Conference notes that, particularly in England, the health and social care system seems to exist in a state of near-permanent reorganisation. In Scotland, Wales and Northern Ireland in spite of the funding difficulties there are serious attempts towards involving staff, unions and patients in a more integrated and planned service.

Conference welcomes attempts to reinstate the importance of strategic planning in the health service and for more of the NHS to be organised on the basis of regional or sub-regional health economies – rather than focusing on individual local providers competing against one another in the open market.

However, Conference is also deeply sceptical about the ability of the NHS to achieve the level of change sought at a time when NHS funding is painfully inadequate, when there is an unseemly rush to move to new structures, and when staff engagement and patient involvement has been patchy at best.

The establishment of Sustainability and Transformation Partnerships (STPs) and the potential use of Accountable Care Systems or Accountable Care Organisations remain highly controversial in England, and Conference believes that a flawed implementation of such reforms runs the very real risk that any of the potential benefits will be lost.

Conference continues to support the principles behind health and social care integration, but this should never be used as a means of pushing through cuts, and proper safeguards must be provided for staff on job security, pay, terms and conditions.
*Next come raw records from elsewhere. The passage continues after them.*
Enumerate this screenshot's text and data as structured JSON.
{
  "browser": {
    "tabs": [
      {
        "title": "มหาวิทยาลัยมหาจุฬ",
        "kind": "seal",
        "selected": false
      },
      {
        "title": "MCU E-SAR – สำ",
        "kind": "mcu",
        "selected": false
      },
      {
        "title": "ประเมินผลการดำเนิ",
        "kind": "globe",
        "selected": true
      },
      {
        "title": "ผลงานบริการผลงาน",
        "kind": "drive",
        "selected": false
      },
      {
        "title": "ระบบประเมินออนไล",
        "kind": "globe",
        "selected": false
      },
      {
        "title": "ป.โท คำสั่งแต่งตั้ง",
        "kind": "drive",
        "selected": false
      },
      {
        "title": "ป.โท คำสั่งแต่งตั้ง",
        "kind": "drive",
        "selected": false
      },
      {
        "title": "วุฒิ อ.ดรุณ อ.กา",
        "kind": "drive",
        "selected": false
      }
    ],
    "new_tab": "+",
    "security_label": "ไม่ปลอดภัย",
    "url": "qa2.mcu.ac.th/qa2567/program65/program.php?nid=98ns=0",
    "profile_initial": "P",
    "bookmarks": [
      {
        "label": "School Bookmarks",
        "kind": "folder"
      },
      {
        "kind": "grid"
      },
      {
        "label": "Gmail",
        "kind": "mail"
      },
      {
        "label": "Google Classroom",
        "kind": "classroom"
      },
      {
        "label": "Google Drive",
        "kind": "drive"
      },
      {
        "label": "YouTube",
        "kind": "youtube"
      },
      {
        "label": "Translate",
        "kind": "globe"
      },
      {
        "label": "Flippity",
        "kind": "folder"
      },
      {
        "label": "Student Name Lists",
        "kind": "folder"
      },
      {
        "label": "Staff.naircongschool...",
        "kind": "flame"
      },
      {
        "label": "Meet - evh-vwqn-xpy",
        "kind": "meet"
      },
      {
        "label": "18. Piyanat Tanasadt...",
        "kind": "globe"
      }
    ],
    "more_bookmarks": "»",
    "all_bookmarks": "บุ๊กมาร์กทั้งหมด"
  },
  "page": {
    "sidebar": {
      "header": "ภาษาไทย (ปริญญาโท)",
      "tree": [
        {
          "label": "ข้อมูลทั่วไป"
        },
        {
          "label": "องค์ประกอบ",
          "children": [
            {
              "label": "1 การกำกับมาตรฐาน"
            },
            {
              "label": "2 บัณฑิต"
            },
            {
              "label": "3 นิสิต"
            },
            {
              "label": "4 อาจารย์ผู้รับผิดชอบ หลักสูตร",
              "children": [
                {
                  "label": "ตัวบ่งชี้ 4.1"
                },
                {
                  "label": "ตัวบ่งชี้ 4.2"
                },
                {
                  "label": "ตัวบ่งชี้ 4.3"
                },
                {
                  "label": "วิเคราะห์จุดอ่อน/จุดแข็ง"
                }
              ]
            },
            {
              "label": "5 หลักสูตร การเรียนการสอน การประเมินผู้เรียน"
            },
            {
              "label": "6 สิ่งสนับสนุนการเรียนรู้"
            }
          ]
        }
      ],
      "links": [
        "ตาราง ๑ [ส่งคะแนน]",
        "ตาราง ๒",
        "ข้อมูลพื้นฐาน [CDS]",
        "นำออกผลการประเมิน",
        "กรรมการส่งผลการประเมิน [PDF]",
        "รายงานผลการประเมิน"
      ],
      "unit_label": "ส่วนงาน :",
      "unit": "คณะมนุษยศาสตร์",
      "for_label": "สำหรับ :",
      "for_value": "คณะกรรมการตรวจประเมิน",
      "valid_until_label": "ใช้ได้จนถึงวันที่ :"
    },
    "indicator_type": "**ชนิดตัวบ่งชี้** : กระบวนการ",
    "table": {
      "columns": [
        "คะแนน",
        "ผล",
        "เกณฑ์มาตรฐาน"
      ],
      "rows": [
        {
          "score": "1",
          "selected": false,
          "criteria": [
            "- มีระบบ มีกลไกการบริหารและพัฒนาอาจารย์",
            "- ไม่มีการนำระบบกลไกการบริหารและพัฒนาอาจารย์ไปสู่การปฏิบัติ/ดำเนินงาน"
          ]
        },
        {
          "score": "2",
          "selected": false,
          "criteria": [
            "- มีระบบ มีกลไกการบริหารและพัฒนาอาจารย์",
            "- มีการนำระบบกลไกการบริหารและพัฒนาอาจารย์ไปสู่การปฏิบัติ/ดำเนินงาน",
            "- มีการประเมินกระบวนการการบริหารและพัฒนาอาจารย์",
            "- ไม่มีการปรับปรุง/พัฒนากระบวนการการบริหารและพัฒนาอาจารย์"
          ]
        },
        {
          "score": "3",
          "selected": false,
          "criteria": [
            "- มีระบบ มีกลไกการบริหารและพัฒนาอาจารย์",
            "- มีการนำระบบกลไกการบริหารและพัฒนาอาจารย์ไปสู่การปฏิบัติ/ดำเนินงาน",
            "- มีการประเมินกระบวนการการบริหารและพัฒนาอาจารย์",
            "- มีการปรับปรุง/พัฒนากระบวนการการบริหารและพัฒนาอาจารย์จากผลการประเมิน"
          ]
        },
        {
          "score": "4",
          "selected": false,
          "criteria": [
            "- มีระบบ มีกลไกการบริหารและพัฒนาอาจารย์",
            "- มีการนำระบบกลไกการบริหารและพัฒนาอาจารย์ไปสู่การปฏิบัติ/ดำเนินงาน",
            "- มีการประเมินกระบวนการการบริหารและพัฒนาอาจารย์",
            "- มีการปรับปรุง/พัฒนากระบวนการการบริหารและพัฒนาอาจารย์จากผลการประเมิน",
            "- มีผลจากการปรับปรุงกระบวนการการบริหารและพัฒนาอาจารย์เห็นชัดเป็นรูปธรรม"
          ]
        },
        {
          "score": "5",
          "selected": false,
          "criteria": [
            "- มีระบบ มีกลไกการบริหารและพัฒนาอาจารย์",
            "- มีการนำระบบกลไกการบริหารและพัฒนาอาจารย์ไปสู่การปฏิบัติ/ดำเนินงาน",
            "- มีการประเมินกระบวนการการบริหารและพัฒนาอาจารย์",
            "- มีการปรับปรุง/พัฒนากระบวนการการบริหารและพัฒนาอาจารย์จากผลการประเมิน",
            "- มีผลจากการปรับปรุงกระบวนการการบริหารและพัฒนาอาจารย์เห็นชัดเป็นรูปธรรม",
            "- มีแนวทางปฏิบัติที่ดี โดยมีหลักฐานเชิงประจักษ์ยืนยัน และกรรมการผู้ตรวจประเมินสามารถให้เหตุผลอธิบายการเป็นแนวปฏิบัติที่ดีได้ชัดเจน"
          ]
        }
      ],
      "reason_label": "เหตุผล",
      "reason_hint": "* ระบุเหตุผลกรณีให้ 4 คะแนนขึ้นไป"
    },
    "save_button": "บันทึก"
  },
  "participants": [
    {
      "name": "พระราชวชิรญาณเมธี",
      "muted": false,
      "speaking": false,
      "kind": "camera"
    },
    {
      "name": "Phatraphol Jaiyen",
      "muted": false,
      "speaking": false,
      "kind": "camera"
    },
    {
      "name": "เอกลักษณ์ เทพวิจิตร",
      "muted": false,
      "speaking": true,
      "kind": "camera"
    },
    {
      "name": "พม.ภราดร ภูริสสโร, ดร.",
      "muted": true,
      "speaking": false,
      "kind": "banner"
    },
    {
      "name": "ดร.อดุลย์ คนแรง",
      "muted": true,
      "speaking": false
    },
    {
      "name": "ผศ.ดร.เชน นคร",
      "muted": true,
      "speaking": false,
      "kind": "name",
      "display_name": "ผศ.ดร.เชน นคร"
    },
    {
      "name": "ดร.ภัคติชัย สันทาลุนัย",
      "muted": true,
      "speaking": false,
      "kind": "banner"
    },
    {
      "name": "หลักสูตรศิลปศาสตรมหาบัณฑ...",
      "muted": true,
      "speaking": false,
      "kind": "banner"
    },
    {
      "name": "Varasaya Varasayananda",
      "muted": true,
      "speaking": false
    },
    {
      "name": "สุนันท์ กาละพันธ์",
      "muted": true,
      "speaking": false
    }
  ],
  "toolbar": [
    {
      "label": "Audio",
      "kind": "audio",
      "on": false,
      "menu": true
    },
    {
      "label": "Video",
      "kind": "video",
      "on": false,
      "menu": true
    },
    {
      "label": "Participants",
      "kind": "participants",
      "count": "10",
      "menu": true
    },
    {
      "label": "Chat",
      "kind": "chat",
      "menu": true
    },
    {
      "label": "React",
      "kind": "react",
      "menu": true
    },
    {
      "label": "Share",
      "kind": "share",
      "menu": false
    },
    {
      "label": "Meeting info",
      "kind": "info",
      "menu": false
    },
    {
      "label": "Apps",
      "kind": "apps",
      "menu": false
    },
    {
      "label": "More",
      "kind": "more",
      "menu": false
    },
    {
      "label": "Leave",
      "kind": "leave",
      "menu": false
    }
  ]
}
Conference further notes that lack of funding increases the likelihood of NHS providers looking for short-term solutions to their financial woes, such as outsourcing and privatisation. This is particularly the case in England, where initiatives such as the Carter review and the Naylor report have encouraged trusts to look increasingly to the private sector.

And Conference is particularly concerned about the growing practice of NHS trusts establishing wholly owned subsidiary companies to provide support services. Under this approach members who are directly employed by the NHS are seeing their jobs and services outsourced to limited companies that are owned by the trusts but no longer part of the NHS.

Contrary to trusts’ claims, Conference does not believe that the use of wholly owned subsidiaries does anything to improve efficiency or productivity; instead it exploits a tax loophole, seeks to undermine pay and pensions, and represents further fragmentation of the NHS.

The collapse of Carillion in January has dramatically exposed the problems of outsourcing and private finance for new hospitals and facilities in the health sector. Conference believes all former Carillion services should be bought back in-house.

Conference therefore calls upon the National Executive Council to:

1)Continue to work with the TUC, STUC, WTUC, ICTU and other unions to demand that our health and social care system gets the level of funding needed to deliver comprehensive, safe, high quality services;

2)Campaign against any proposals made by STPs or other reorganisations that present dangers to staff, patients or service users;

3)Produce guidance and targeted resources to support branches take an organising approach to the changing health and social care landscape;

4)Continue to promote UNISON’s ethical care and residential care charters by pressing for more councils to sign up to them;

5)Campaign for the government to force social care companies to maintain clear minimum wage records and clear and understandable payslips for workers;

6)Campaign for regulatory change to oblige social care employers to provide their workers with a statement demonstrating compliance with the minimum wage;

7)Work to resist privatisation in all its forms, including by supporting regions and branches in campaigning against the establishment of wholly owned subsidiary companies in the NHS and urging the government to close the tax loophole that is driving this agenda;

8)Continue to campaign for social care to be directly delivered by the public sector, paid for by general taxation and both universal and free at the point of need;

9)Work with local and national campaign groups to ensure that UNISON remains in touch with those fighting cuts and privatisation in our communities;

10)Mark the NHS turning 70 by supporting the Health Campaigns Together demonstration and celebration events on Saturday 30th June 2018.